Your Name Here

Reviewed by Lee Klein

John Ashbery's recent collection of poetry"Your Name Here" shows him at the hieght of his powers not as a surrealist but as a surrealist/realist. Therein he indeed throws the proverbial cow up over the moon as might any symbolic bard of the unlikeley. However he grounds his world and words of dreams with ration through point and counterpoint. It is like a game of tennis with the serve and volley game between logic and morpheus producing slicing backhands on poetry's center court.


This writer when presented with a full course meal during working hours might skip the salad and potatoes and cut right into the prime rib.

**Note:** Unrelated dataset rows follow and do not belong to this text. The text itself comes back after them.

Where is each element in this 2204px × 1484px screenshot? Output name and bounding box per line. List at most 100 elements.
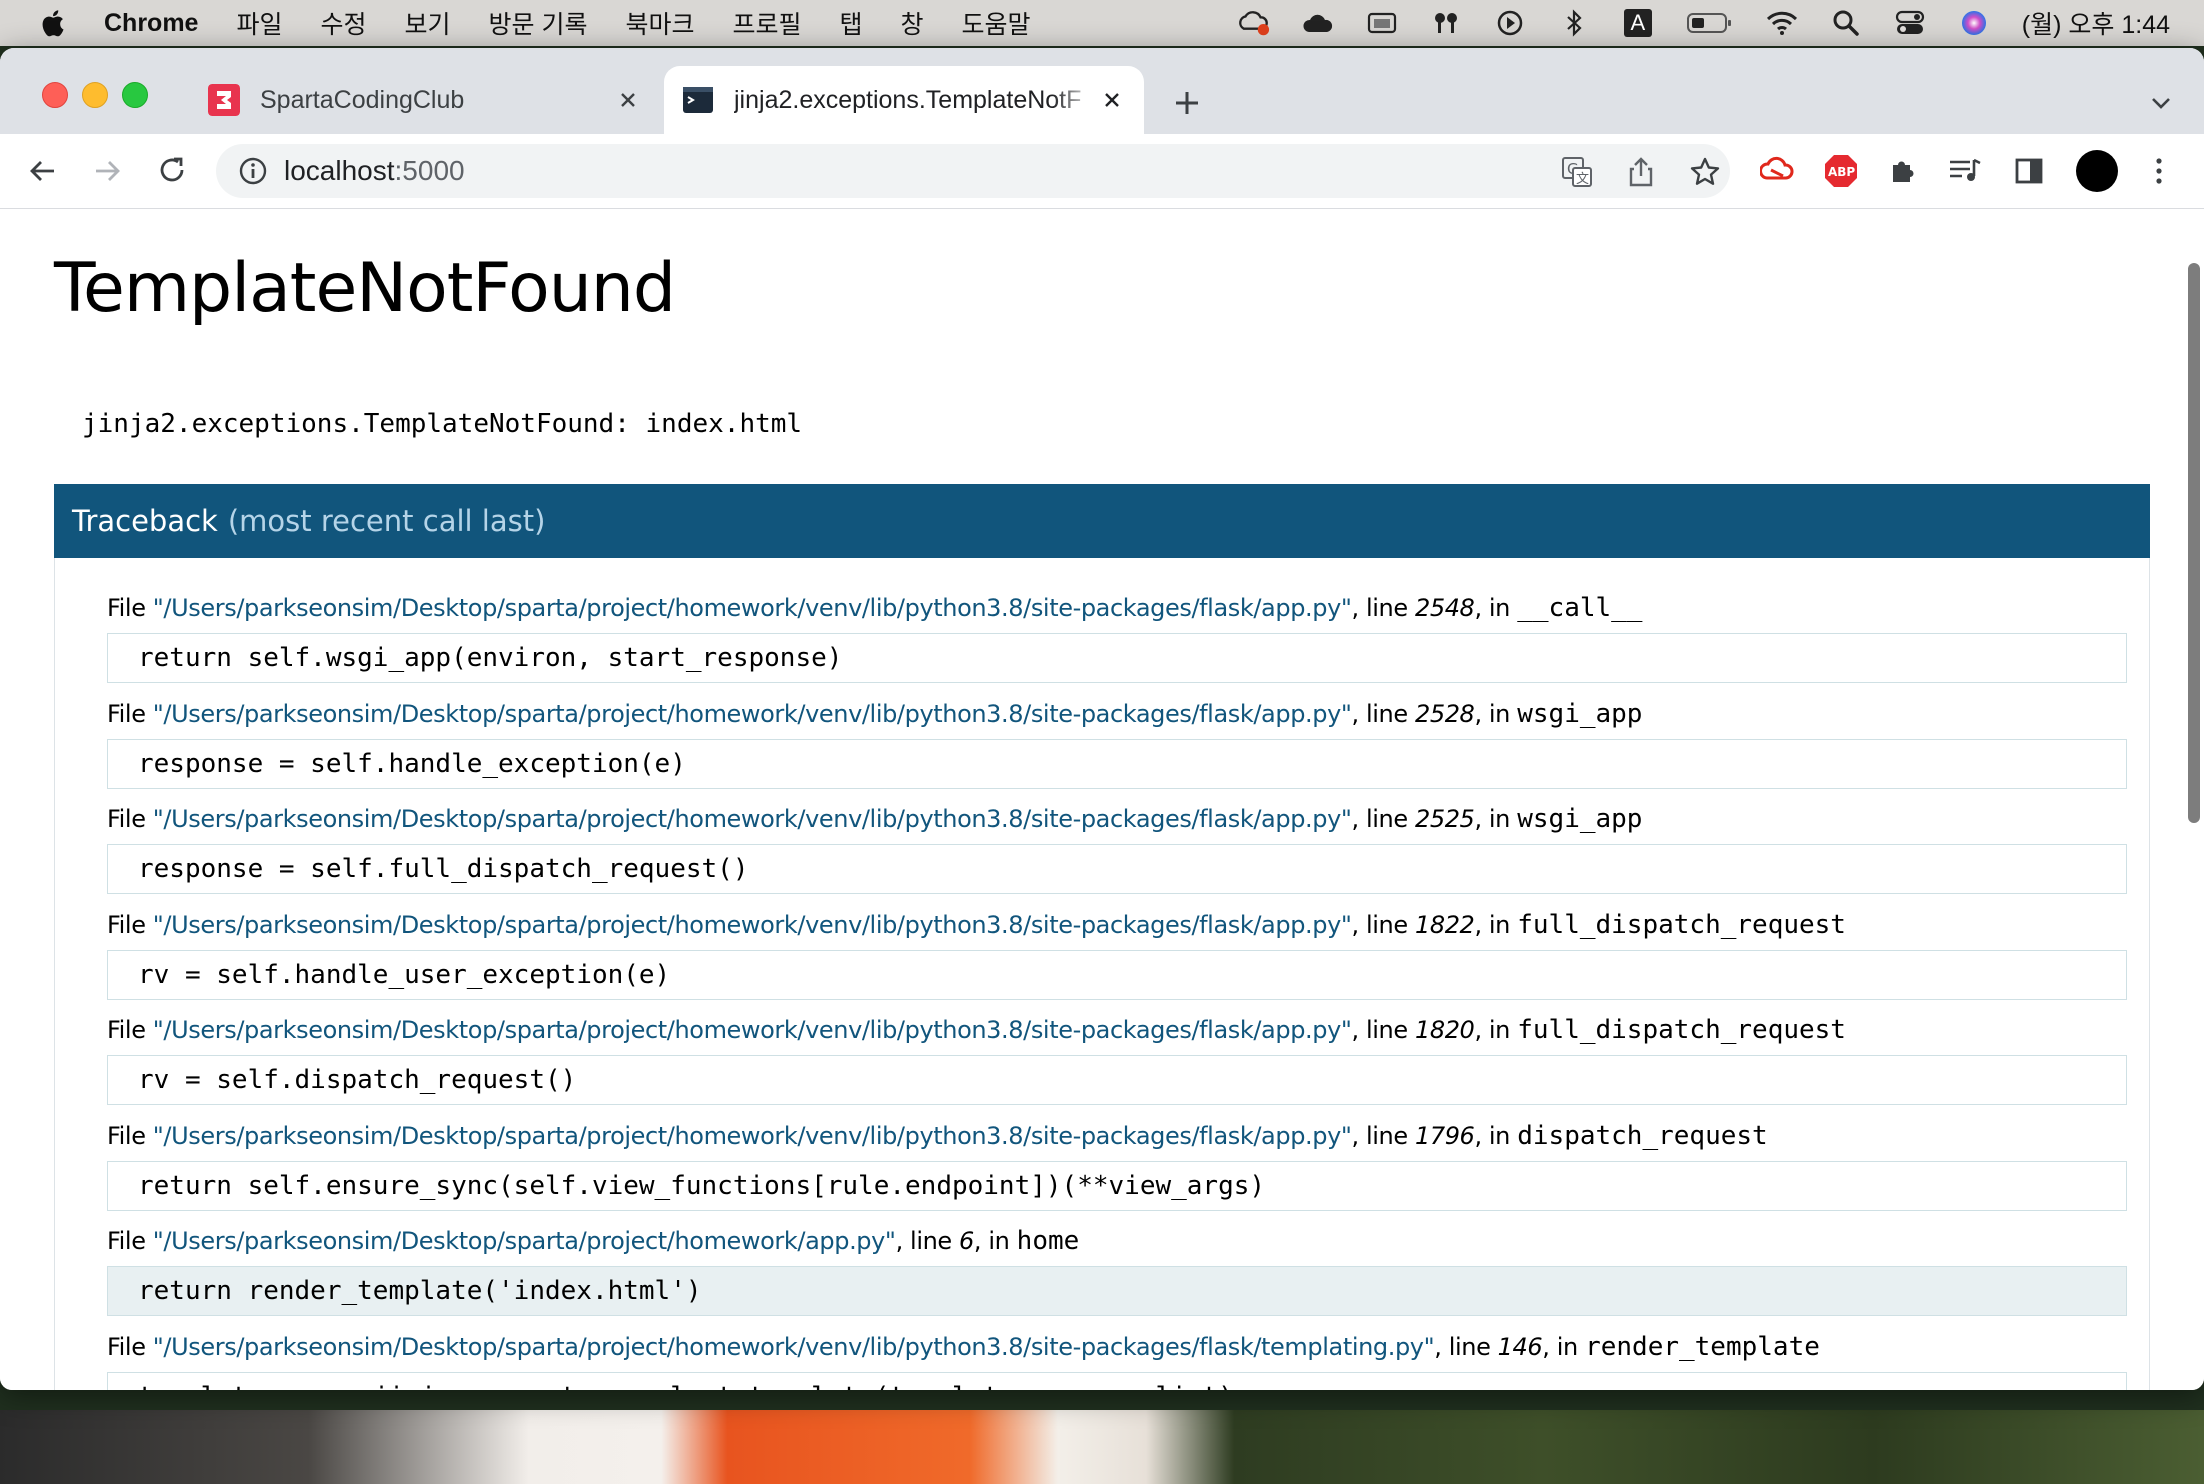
url-host: localhost	[284, 155, 395, 186]
frame-filename[interactable]: "/Users/parkseonsim/Desktop/sparta/proje…	[153, 805, 1352, 833]
frame-file-line: File "/Users/parkseonsim/Desktop/sparta/…	[107, 804, 1643, 834]
frame-line-number: 1822	[1414, 910, 1475, 939]
bluetooth-icon[interactable]	[1558, 9, 1590, 37]
tab-templatenotfound[interactable]: jinja2.exceptions.TemplateNotF	[664, 66, 1144, 134]
info-icon[interactable]	[238, 156, 268, 186]
frame-filename[interactable]: "/Users/parkseonsim/Desktop/sparta/proje…	[153, 594, 1352, 622]
frame-line-number: 1796	[1414, 1121, 1475, 1150]
frame-filename[interactable]: "/Users/parkseonsim/Desktop/sparta/proje…	[153, 911, 1352, 939]
frame-file-prefix: File	[107, 1121, 146, 1150]
minimize-window-button[interactable]	[82, 82, 108, 108]
new-tab-button[interactable]	[1170, 86, 1204, 120]
close-tab-icon[interactable]	[612, 84, 644, 116]
input-source-icon[interactable]: A	[1622, 9, 1654, 37]
url-text[interactable]: localhost:5000	[284, 155, 465, 187]
frame-source-line[interactable]: rv = self.dispatch_request()	[107, 1055, 2127, 1105]
frame-in-prefix: in	[1488, 1121, 1510, 1150]
control-center-icon[interactable]	[1894, 9, 1926, 37]
frame-source-line[interactable]: return self.wsgi_app(environ, start_resp…	[107, 633, 2127, 683]
menu-history[interactable]: 방문 기록	[489, 5, 588, 41]
tab-spartacodingclub[interactable]: SpartaCodingClub	[190, 66, 660, 134]
menu-bookmarks[interactable]: 북마크	[625, 5, 694, 41]
media-queue-icon	[1950, 158, 1981, 181]
media-controls-button[interactable]	[1946, 152, 1984, 190]
menubar-clock[interactable]: (월) 오후 1:44	[2022, 5, 2170, 41]
chrome-window: SpartaCodingClub jinja2.exceptions.Templ…	[0, 48, 2204, 1390]
frame-line-prefix: line	[1366, 594, 1408, 622]
arrow-left-icon	[30, 161, 54, 181]
icloud-icon[interactable]	[1302, 9, 1334, 37]
close-window-button[interactable]	[42, 82, 68, 108]
menu-edit[interactable]: 수정	[320, 5, 366, 41]
menu-profiles[interactable]: 프로필	[732, 5, 801, 41]
screen-mirroring-icon[interactable]	[1366, 9, 1398, 37]
spotlight-search-icon[interactable]	[1830, 9, 1862, 37]
frame-file-line: File "/Users/parkseonsim/Desktop/sparta/…	[107, 1331, 1820, 1362]
siri-icon[interactable]	[1958, 9, 1990, 37]
reload-icon	[160, 157, 184, 182]
url-port: :5000	[394, 155, 465, 186]
menu-help[interactable]: 도움말	[962, 5, 1031, 41]
wifi-icon[interactable]	[1766, 9, 1798, 37]
battery-icon[interactable]	[1686, 9, 1734, 37]
menu-view[interactable]: 보기	[405, 5, 451, 41]
terminal-favicon-icon	[683, 87, 713, 113]
bookmark-star-button[interactable]	[1688, 155, 1722, 189]
traceback-frame: File "/Users/parkseonsim/Desktop/sparta/…	[107, 804, 2127, 894]
profile-avatar[interactable]	[2076, 150, 2118, 192]
svg-text:文: 文	[1576, 172, 1589, 187]
frame-source-line[interactable]: return render_template('index.html')	[107, 1266, 2127, 1316]
traceback-sublabel: (most recent call last)	[227, 504, 546, 538]
tab-search-button[interactable]	[2146, 88, 2176, 118]
apple-icon[interactable]	[38, 8, 66, 38]
side-panel-button[interactable]	[2010, 152, 2048, 190]
tab-title: SpartaCodingClub	[260, 85, 465, 114]
share-button[interactable]	[1624, 155, 1658, 189]
frame-source-line[interactable]: template = app.jinja_env.get_or_select_t…	[107, 1371, 2127, 1390]
traceback-frame: File "/Users/parkseonsim/Desktop/sparta/…	[107, 910, 2127, 1000]
vertical-scrollbar[interactable]	[2188, 263, 2200, 823]
reload-button[interactable]	[154, 152, 192, 190]
extension-adblock-plus-button[interactable]: ABP	[1822, 152, 1860, 190]
frame-filename[interactable]: "/Users/parkseonsim/Desktop/sparta/proje…	[153, 1016, 1352, 1044]
address-bar[interactable]: localhost:5000 G文	[216, 144, 1730, 198]
chrome-menu-button[interactable]	[2140, 152, 2178, 190]
creative-cloud-icon[interactable]	[1238, 9, 1270, 37]
plus-icon	[1176, 92, 1198, 114]
menu-window[interactable]: 창	[901, 5, 924, 41]
frame-file-line: File "/Users/parkseonsim/Desktop/sparta/…	[107, 909, 1846, 940]
close-tab-icon[interactable]	[1096, 84, 1128, 116]
frame-file-line: File "/Users/parkseonsim/Desktop/sparta/…	[107, 1120, 1768, 1151]
adblock-plus-icon: ABP	[1825, 155, 1857, 187]
frame-source-line[interactable]: return self.ensure_sync(self.view_functi…	[107, 1160, 2127, 1211]
extension-creative-cloud-button[interactable]	[1758, 152, 1796, 190]
frame-filename[interactable]: "/Users/parkseonsim/Desktop/sparta/proje…	[153, 1333, 1435, 1361]
traceback-frame: File "/Users/parkseonsim/Desktop/sparta/…	[107, 593, 2127, 683]
frame-filename[interactable]: "/Users/parkseonsim/Desktop/sparta/proje…	[153, 1227, 896, 1255]
extensions-button[interactable]	[1884, 152, 1922, 190]
translate-button[interactable]: G文	[1560, 155, 1594, 189]
frame-line-prefix: line	[1448, 1332, 1491, 1361]
back-button[interactable]	[24, 152, 62, 190]
menu-file[interactable]: 파일	[236, 5, 282, 41]
frame-line-number: 2528	[1414, 699, 1475, 728]
frame-file-line: File "/Users/parkseonsim/Desktop/sparta/…	[107, 1226, 1080, 1256]
play-icon[interactable]	[1494, 9, 1526, 37]
frame-in-prefix: in	[1488, 699, 1510, 728]
frame-source-line[interactable]: response = self.handle_exception(e)	[107, 738, 2127, 789]
frame-file-line: File "/Users/parkseonsim/Desktop/sparta/…	[107, 1015, 1846, 1045]
menu-tab[interactable]: 탭	[840, 5, 863, 41]
frame-file-line: File "/Users/parkseonsim/Desktop/sparta/…	[107, 698, 1643, 729]
frame-file-line: File "/Users/parkseonsim/Desktop/sparta/…	[107, 593, 1643, 623]
frame-filename[interactable]: "/Users/parkseonsim/Desktop/sparta/proje…	[153, 700, 1352, 728]
frame-source-line[interactable]: rv = self.handle_user_exception(e)	[107, 949, 2127, 1000]
frame-source-line[interactable]: response = self.full_dispatch_request()	[107, 844, 2127, 894]
frame-in-prefix: in	[1488, 910, 1510, 939]
frame-file-prefix: File	[107, 699, 146, 728]
menu-app-name[interactable]: Chrome	[104, 9, 198, 38]
airpods-icon[interactable]	[1430, 9, 1462, 37]
fullscreen-window-button[interactable]	[122, 82, 148, 108]
frame-function-name: wsgi_app	[1517, 804, 1643, 834]
frame-filename[interactable]: "/Users/parkseonsim/Desktop/sparta/proje…	[153, 1122, 1352, 1150]
forward-button[interactable]	[88, 152, 126, 190]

The choicest cut of meat for him while so occupied is to watch a writer or poet like Ashbery come around the turn a place where he touches upon a word or idea he himself might be working on. Such as in the poem"Conventional Wisdom" where he writes"Although I have known you for a long time/it seems as though we hardly know each other at all/It was as rehearsal for coming to be in time/that leaves are aslant"`. Just as I was tryng to describe for one of my own works how a geometric effect involving a pattern in stonework tranforms into diaganols here was Ashbery's simple use of the slight yet appropriate word aslant. It was as if a minute yet essential line isued forth from the pencil of a seasoned and superb draughtsman. Indeed it could often seem to one in quest for the more apt turn of phrase for picturing ones inner thoughts in verse that many of one's comtemporaries may be dry reservoirs, whereas, Ashbery is of that quality of work for another poet that he is akin to a water supply.

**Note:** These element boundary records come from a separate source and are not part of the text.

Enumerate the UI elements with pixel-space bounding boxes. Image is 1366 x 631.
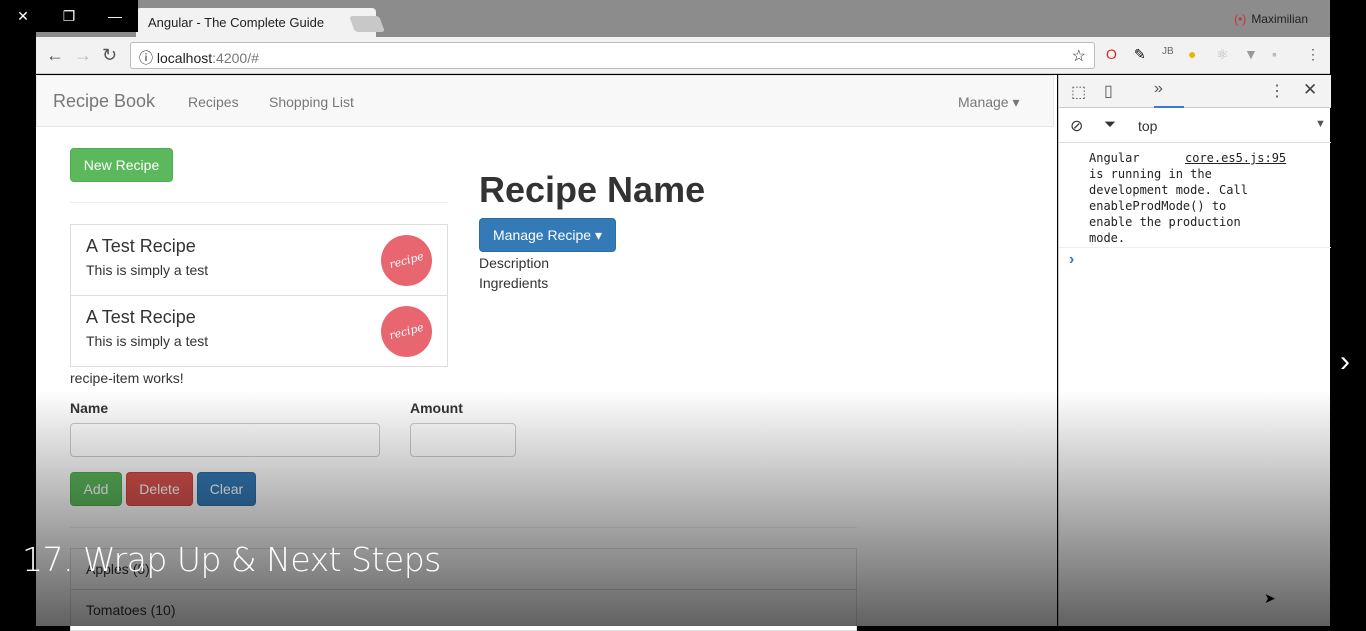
address-bar[interactable]: ⓘ localhost:4200/# ☆: [130, 42, 1095, 69]
recipe-detail-title: Recipe Name: [479, 169, 706, 210]
recipe-image: recipe: [375, 300, 438, 363]
add-button[interactable]: Add: [70, 472, 122, 506]
react-extension-icon[interactable]: ⚛: [1216, 46, 1229, 63]
context-dropdown-icon[interactable]: ▼: [1315, 118, 1326, 130]
console-filter-bar: ⊘ ⏷ top ▼: [1059, 109, 1331, 143]
devtools-menu-icon[interactable]: ⋮: [1269, 81, 1285, 101]
url-path: :4200/#: [212, 50, 259, 66]
console-prompt[interactable]: ›: [1069, 251, 1074, 269]
vue-extension-icon[interactable]: ▼: [1244, 46, 1258, 62]
recipe-description: This is simply a test: [86, 333, 209, 349]
next-chevron-icon[interactable]: ›: [1340, 345, 1350, 379]
recipe-description: This is simply a test: [86, 262, 209, 278]
recipe-name: A Test Recipe: [86, 307, 196, 327]
browser-tab-bar: Angular - The Complete Guide× (•) Maximil…: [36, 0, 1330, 37]
context-selector[interactable]: top: [1138, 118, 1157, 134]
detail-description: Description: [479, 255, 550, 271]
profile-icon: (•): [1234, 12, 1247, 26]
divider: [70, 527, 857, 528]
console-line: development mode. Call: [1089, 183, 1248, 197]
console-line: enableProdMode() to: [1089, 199, 1227, 213]
clear-console-icon[interactable]: ⊘: [1070, 116, 1083, 136]
close-icon[interactable]: ✕: [0, 0, 46, 32]
url-host: localhost: [156, 50, 213, 66]
opera-extension-icon[interactable]: O: [1106, 46, 1117, 62]
clear-button[interactable]: Clear: [197, 472, 256, 506]
manage-dropdown[interactable]: Manage ▾: [958, 94, 1020, 111]
browser-tab[interactable]: Angular - The Complete Guide×: [136, 8, 376, 37]
amount-label: Amount: [410, 400, 463, 416]
bookmark-star-icon[interactable]: ☆: [1072, 46, 1086, 66]
info-icon: ⓘ: [139, 50, 157, 66]
filter-icon[interactable]: ⏷: [1104, 116, 1116, 133]
devtools-panel: ⬚ ▯ » ⋮ ✕ ⊘ ⏷ top ▼ core.es5.js:95 Angul…: [1058, 75, 1331, 626]
manage-recipe-button[interactable]: Manage Recipe ▾: [479, 218, 616, 252]
new-tab-button[interactable]: [349, 16, 385, 32]
moon-extension-icon[interactable]: ●: [1188, 46, 1196, 62]
devtools-close-icon[interactable]: ✕: [1303, 80, 1317, 100]
navbar: Recipe Book Recipes Shopping List Manage…: [36, 75, 1054, 127]
name-input[interactable]: [70, 423, 380, 457]
recipe-name: A Test Recipe: [86, 236, 196, 256]
browser-toolbar: ← → ↻ ⓘ localhost:4200/# ☆ O ✎ JB ● ⚛ ▼ ▪…: [36, 37, 1330, 74]
reload-icon[interactable]: ↻: [102, 45, 117, 66]
amount-input[interactable]: [410, 423, 516, 457]
recipe-image: recipe: [375, 229, 438, 292]
name-label: Name: [70, 400, 109, 416]
console-line: is running in the: [1089, 167, 1212, 181]
brand-link[interactable]: Recipe Book: [53, 91, 155, 112]
profile-button[interactable]: (•) Maximilian: [1234, 12, 1308, 26]
recipe-item[interactable]: A Test Recipe This is simply a test reci…: [70, 295, 448, 367]
tab-title: Angular - The Complete Guide: [148, 15, 325, 30]
console-source-link[interactable]: core.es5.js:95: [1185, 150, 1286, 166]
mouse-cursor-icon: ➤: [1264, 590, 1276, 606]
window-controls: ✕ ❐ —: [0, 0, 138, 32]
more-tabs-icon[interactable]: »: [1154, 80, 1184, 108]
console-message: core.es5.js:95 Angular is running in the…: [1089, 150, 1329, 246]
back-icon[interactable]: ←: [46, 45, 64, 66]
profile-name: Maximilian: [1251, 12, 1308, 26]
recipe-item[interactable]: A Test Recipe This is simply a test reci…: [70, 224, 448, 296]
video-caption: 17. Wrap Up & Next Steps: [22, 540, 441, 579]
console-line: mode.: [1089, 231, 1126, 245]
eyedropper-extension-icon[interactable]: ✎: [1134, 46, 1146, 63]
minimize-icon[interactable]: —: [92, 0, 138, 32]
device-toolbar-icon[interactable]: ▯: [1104, 81, 1113, 101]
console-divider: [1059, 247, 1331, 248]
new-recipe-button[interactable]: New Recipe: [70, 148, 173, 182]
nav-recipes[interactable]: Recipes: [188, 94, 239, 110]
delete-button[interactable]: Delete: [126, 472, 193, 506]
console-line: enable the production: [1089, 215, 1241, 229]
divider: [70, 202, 448, 203]
forward-icon[interactable]: →: [74, 45, 92, 66]
inspect-element-icon[interactable]: ⬚: [1071, 82, 1086, 102]
restore-icon[interactable]: ❐: [46, 0, 92, 32]
jb-extension-icon[interactable]: JB: [1162, 46, 1174, 57]
recipe-item-works-text: recipe-item works!: [70, 370, 184, 386]
detail-ingredients: Ingredients: [479, 275, 549, 291]
extension-icon[interactable]: ▪: [1272, 46, 1277, 62]
devtools-toolbar: ⬚ ▯ » ⋮ ✕: [1059, 75, 1331, 108]
menu-icon[interactable]: ⋮: [1306, 46, 1320, 63]
nav-shopping-list[interactable]: Shopping List: [269, 94, 354, 110]
shopping-list-item[interactable]: Tomatoes (10): [70, 589, 857, 631]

His expertise does not stop there. Stunning lines rip through see-saw poems coming in like last minute ballots with a bullet. In"More Hocketing" he says"let those who have never denatured another's remark swim in wit now". Such a line could only be written by a man for whom the business of words is a prolonged and serious affair with consequences and results. His turf is the word and it is it's own currency as well. Thus much of Ashbery currency lays in his ability to be particular while not being particular at all. In"Amnesia Goes to the Ball" Ashbery sort of exhibits himself invoking his own aesthetic "Modular Sex was what it actually says. This starts me off on a new train of ideas, complete with gambling and smoking lounges. I am not to capiltalize on this moment. It has already been particularized". All through this volume people and places are named. However they are never so connected as to place them. So therefore the poet can in effect allow you to be the agent of your own recconect.